Development has moved to https://github.com/sdgathman/milter
(and pymilter). The big push is working with python3. Which it
does - just need to nail down more of the bytes/str decisions in
the libmilter interfaces.
What we really need is a framework that plugs in modules. Or just
keep making separate milters with common libs like we have now.
It sounds like the improved "isdynip" is a win.
> What I did works pretty well and much of the spam that gets through
> comes from real mailservers at spam companies, so I have not used
> SPF/SRS/SES or Dspam or DKIM or any of the rest. I don't think I've
> broken any of them, and I may use them someday.
SRS blocks "bounce spam". SPF and DKIM let you ban authenticated
domains. All the (competent) spammers have fully authenticated domains -
that they use for a few days and abandon.
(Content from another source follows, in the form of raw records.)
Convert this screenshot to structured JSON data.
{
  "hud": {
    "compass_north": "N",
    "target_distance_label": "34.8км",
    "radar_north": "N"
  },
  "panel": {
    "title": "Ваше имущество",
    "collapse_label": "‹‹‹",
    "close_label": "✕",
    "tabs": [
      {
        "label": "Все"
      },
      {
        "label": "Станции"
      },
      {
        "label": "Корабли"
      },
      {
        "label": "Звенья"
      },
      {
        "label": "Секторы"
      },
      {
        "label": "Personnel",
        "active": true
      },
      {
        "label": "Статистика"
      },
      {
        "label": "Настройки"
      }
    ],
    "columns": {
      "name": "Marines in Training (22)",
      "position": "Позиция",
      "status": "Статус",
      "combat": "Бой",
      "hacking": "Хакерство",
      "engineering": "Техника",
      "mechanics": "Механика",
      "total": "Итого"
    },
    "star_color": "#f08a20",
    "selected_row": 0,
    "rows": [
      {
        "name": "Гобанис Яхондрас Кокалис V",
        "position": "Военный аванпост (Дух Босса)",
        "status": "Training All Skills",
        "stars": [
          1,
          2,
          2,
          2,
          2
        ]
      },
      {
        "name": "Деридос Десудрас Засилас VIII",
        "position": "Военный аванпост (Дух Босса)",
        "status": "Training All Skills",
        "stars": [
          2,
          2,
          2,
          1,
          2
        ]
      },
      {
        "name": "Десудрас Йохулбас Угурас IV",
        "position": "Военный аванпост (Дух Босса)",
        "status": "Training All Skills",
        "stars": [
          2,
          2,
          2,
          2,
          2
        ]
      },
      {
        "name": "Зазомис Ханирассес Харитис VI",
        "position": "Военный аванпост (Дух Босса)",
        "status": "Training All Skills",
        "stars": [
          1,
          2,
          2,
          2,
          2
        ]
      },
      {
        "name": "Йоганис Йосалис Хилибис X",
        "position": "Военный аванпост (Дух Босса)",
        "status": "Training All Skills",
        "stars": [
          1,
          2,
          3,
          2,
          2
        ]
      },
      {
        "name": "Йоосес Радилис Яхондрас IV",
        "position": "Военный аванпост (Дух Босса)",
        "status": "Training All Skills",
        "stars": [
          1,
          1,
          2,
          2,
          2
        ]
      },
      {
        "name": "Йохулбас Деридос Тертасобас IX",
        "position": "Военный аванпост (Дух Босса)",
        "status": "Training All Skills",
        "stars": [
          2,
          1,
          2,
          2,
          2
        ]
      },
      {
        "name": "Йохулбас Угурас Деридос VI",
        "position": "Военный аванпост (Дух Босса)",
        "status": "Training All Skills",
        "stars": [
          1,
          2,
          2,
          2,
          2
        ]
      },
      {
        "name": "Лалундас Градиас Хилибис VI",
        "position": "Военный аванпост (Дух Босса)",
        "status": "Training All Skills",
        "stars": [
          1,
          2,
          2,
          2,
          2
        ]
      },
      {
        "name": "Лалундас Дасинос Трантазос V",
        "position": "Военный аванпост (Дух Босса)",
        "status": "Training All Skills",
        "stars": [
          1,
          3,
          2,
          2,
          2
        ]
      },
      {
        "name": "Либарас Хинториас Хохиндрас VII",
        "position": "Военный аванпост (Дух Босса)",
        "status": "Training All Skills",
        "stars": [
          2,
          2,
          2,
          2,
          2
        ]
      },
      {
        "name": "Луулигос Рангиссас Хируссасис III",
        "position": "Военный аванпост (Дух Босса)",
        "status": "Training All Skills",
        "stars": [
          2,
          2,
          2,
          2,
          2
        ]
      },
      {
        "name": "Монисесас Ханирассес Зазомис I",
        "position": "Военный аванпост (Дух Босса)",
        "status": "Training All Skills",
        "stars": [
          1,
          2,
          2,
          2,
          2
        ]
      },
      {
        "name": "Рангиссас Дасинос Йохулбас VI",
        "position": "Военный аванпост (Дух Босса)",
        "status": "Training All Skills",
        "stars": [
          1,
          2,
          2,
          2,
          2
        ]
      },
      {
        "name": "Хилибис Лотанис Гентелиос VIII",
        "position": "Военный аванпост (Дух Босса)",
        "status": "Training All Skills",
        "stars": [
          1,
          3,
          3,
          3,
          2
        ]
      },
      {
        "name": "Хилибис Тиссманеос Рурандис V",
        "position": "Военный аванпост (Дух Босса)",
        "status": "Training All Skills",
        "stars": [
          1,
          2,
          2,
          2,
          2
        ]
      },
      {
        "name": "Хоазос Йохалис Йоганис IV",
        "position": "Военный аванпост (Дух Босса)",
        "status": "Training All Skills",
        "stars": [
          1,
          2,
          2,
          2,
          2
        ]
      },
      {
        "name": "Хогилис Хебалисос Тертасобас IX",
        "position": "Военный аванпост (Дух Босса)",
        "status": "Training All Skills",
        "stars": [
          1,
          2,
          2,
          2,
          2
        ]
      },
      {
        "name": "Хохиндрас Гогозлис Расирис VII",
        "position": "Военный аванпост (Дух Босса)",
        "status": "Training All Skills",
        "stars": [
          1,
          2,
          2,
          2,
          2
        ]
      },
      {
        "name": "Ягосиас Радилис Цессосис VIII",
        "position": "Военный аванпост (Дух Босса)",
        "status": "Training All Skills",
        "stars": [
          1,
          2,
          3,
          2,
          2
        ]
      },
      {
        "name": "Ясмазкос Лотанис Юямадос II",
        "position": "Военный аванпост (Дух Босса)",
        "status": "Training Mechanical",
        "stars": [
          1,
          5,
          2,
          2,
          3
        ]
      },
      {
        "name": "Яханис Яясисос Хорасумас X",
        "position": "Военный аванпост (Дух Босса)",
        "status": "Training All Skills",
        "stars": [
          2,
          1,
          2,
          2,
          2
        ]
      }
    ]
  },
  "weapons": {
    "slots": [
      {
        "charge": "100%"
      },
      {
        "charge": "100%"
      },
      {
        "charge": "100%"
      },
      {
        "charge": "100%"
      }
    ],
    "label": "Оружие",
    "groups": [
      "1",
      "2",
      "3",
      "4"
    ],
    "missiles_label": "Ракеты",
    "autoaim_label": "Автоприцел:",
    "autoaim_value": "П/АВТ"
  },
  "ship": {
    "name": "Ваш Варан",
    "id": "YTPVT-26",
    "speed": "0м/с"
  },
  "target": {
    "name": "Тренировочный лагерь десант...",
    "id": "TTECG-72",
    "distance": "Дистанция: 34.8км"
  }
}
I've been focusing on
sharing banned domains with a blacklist.
Furthermore, banning is relative to authentication. If the connection
gets a SOFTFAIL, then the domain is banned for SOFTFAIL, but not for
PASS. If the connection got a PASS - then the domain is banned
up front for everything without even bothering to check SPF.
> BTW: according to the Milter docs, each callback during a connection
> can be on a different thread, so threading().local is probably wrong.
> I've fixed that.
The threading().local is only used for a cache to avoid creating
new Greylist objects all the time - and the Greylist objects are
not threadsafe. In general, it is for global objects that are not
threadsafe - not for connection specific objects. It is a *good* thing
if the callbacks are on different threads. :-)
However, that should be explained in the comments. Obviously, anything
connection specific goes in the FooMilter object.
--
Stuart D. Gathman <stuart at gathman.org>
"Confutatis maledictis, flamis acribus addictis" - background song for
a Microsoft sponsored "Where do you want to go from here?" commercial.